What camera should I buy?

Since I take a lot of photographs with a dSLR, I’m often asked by others for advice on camera purchases.

I think if they saw my photo album, they’d not be asking such questions. In fact, a digital SLR photographer is the last person you should be asking for advice as their needs are different from yours.

But since it was my brother’s wedding and the cell phone just wasn’t cutting it for snapshots, I was enlisted again to advise on a digital camera for the wedding registry.

ken, mia, cellphone camera

My father goes digital

A few years ago, my father asked me if I thought the Canon S230 that he saw at Costco was a good deal. “Yeah, that’s a great digicam. The problem is that your computer only has half a gigabyte hard drive. You can only store about a hundred photos on it if that’s all you do.”

Last year, my Christmas present for him was my old computer (with 1000x the hard drive space), a Canon S500, and a memory card which was as big as my father’s old hard drive. Now I’d never get this camera for myself—by today’s standards it has horrible shutter lag, a tiny LCD, and a lack of features.

But my father’s a conservative guy. He had stopped taking photos with a Pentax SLR (that was older than me) because it was too much of a hassle: “Terry, I’m retired. I don’t have time for that.” The S500 turned out to be a near-perfect camera. A simple interface and impeccable optics. He was taking pictures and saving them in iPhoto within hours of opening the gift.

(The only flaw turned out to be the movie mode—he ended up with a bunch of worthless movies when he accidentally switched the camera to movie mode during a trip. I had forgotten to tell him that feature existed. Why would I remember that? I don’t have movie mode on my D70. This is why you should never ask someone like me for a camera recommendation.)

A camera for my brother

So I guess the right thing to do is try to fit the camera to the person. For my brother and Mia, my recommendations were:

Why? All of these are incredibly small, and size will be the limiting factor on whether or not they’ll have a camera around to take snapshots with. Which one of these should they put on the registry? Well I told them to go to a store and play with them, then pick the one which they think looks the coolest.

Casio EX-S100 Canon SD400 Canon SD500 Sony T7
Casio EX-S100 Canon SD400 Casio SD500 Sony T7

Huh? What about which one performs the best. Shouldn’t I read all the reviews? What about megapixels? That’s a buyers dilemma thing. Sure you can read all the reviews if it makes you feel better, but the reality is: they all have similar performance. The first-order question is not: “How great a photo will you take?” but rather “Will you take a photo?” No camera will answer the former question; only they can answer the latter.

My current favorite

My ideal camera is a little bigger than this. It would be something that swipes the Canon S* optics but fixes all the crappy “pay-too-much-for-too-little-because-we-can” Canon B.S. Also, I’d like a lot of manual modes. Casio EX-P700In other words: the Casio P700. I decided to take a trip down lust lane and look up some recent reviews of it and ran across this C|Net review posted this week. This review became the inspiration for this article. I have three words to say: (Warning: strong language follows…)

What the fuck?

Honestly: a wake-up time of 3.3 vs. 2.7 seconds? A “paltry” 15fps in “movie mode”? “crisp details befitting the camera’s 7-megapixel sensor”?
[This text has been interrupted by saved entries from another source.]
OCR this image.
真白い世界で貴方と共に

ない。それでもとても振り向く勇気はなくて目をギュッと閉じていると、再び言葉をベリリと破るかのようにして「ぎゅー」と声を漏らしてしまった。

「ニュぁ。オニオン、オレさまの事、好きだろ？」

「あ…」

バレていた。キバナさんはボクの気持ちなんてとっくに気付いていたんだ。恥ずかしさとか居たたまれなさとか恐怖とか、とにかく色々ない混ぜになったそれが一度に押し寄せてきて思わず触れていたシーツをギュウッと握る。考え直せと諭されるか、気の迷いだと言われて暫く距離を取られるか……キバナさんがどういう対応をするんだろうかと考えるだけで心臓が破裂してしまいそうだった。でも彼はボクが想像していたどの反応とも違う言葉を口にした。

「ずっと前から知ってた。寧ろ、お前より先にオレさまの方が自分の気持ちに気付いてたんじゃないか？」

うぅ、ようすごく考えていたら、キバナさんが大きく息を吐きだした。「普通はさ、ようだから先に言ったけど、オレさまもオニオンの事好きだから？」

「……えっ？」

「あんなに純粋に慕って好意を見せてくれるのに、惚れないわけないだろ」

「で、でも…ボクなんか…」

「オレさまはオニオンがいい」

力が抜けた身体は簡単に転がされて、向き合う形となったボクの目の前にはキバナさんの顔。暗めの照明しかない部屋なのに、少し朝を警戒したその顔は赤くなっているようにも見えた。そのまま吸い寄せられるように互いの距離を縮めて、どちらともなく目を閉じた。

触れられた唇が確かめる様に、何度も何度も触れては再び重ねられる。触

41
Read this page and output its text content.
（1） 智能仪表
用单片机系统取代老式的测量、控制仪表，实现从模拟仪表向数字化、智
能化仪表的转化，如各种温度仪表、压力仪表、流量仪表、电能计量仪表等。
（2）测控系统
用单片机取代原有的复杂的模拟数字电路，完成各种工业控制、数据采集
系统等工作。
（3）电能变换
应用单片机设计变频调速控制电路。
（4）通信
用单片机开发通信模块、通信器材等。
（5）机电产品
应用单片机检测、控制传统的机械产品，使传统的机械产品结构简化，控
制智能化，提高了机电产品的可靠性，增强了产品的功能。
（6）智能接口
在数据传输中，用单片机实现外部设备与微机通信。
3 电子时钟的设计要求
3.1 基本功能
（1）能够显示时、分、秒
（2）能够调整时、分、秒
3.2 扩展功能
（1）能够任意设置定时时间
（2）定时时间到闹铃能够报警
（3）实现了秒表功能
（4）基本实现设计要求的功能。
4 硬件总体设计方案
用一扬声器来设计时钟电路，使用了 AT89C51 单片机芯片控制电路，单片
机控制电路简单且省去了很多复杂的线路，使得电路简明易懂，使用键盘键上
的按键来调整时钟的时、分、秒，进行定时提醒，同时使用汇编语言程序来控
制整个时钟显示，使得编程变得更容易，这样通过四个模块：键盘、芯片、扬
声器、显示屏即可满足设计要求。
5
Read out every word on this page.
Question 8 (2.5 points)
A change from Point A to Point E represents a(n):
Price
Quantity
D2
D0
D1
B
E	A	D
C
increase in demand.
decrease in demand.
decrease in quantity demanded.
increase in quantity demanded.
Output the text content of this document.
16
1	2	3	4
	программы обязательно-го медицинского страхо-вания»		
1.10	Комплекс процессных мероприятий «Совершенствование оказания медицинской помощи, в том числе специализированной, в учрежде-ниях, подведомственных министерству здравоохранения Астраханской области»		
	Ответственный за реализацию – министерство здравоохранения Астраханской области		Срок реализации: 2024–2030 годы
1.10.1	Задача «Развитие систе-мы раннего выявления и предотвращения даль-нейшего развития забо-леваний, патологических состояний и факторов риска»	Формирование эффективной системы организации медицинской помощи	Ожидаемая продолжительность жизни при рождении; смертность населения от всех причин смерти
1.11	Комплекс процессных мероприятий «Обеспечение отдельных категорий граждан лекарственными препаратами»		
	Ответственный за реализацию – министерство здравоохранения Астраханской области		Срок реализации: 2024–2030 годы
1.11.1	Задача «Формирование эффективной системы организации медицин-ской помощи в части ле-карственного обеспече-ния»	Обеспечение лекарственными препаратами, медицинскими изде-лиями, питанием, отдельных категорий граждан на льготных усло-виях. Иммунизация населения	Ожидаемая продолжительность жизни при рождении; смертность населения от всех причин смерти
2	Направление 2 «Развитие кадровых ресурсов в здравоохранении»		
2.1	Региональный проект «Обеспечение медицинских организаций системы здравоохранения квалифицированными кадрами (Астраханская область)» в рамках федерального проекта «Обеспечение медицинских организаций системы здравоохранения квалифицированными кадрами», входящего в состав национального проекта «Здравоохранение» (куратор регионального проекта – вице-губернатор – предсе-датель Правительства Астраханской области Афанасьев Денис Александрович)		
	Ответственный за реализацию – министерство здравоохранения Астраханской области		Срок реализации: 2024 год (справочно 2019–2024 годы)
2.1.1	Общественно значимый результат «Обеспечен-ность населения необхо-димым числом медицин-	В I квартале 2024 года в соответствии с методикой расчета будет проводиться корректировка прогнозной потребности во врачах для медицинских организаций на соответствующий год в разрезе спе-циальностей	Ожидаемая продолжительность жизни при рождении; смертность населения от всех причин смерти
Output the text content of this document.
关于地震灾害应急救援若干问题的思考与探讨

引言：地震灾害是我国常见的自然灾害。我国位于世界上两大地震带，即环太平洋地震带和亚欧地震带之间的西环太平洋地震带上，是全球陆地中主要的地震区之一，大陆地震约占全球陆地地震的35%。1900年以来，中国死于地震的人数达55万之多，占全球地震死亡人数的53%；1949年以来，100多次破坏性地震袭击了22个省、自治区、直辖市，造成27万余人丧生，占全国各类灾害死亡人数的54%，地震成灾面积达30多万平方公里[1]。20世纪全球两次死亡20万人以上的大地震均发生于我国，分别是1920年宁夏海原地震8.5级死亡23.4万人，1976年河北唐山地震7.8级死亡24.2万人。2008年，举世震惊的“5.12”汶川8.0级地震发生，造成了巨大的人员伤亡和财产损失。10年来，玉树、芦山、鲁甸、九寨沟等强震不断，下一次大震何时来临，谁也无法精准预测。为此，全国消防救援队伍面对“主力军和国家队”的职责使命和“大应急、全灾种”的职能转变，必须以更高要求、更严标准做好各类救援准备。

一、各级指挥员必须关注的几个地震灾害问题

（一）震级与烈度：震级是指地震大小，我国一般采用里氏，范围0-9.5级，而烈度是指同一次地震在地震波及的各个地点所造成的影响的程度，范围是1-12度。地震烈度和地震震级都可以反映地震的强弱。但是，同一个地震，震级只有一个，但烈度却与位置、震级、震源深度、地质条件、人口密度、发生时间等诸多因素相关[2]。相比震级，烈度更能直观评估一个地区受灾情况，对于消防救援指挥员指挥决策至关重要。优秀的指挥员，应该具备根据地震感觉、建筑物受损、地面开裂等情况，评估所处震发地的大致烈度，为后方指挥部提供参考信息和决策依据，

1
How many megahertz is your CPU? Let’s just pull out our dicks and start measuring penis sizes while we are at it! This is why computer reviews suck ass. Rate two pieces of software by how many worthless features it comes with. Rate two pieces of hardware by how fast it runs an irrelevant benchmark. Go to Best Buy sometime and wait a while. Eventually you’ll see a person point to two nearly identical computers and ask: “What’s the difference between these two?” The answer will invariably center on some specification difference that they managed to fit on the 3×5 cards in front of the two machines.

Why not concentrate on the things that the target market would actually care about: the tripod mount location; the lack of camera RAW; or how usable the viewfinder is?

No, that would actually require someone who actually might purchase a P700 to review it. Instead we get a laundry list of features “upgraded” from the hopelessly outdated P600 because obviously that 8% realized image resolution1 increase is the difference between night and day!

I bag on photography reviews all the time because their obsession with test shots that highlight differences that you never run into in practice. But if anything, a little arbitrariness is a hundred times better than the C|Net review.

1 Remember that pixel count goes as the square of the linear distance (because you can fit pixels along both dimensions). This means that two times better than a 4 megapixel camera is not 8 but 16! Seven megapixel is not 17% better more resolution than six, it is 8%.

Also remember that the imaging chip hasn’t really changed size, only the density has. Even though the resolution has gone up, the light gathering capability per pixel has actually gone down. This means they have to improve the sensitivity of the CCD or up the gain on it to keep the same film speed. Usually this means more noise and poorer low light performance.

By this strange math, my 6 megapixel D70 (16×24mm sensor) is has about the same acuity than the Canon EOS-1Ds Mark 2 at 16.6 megapixel (36×24mm sensor)!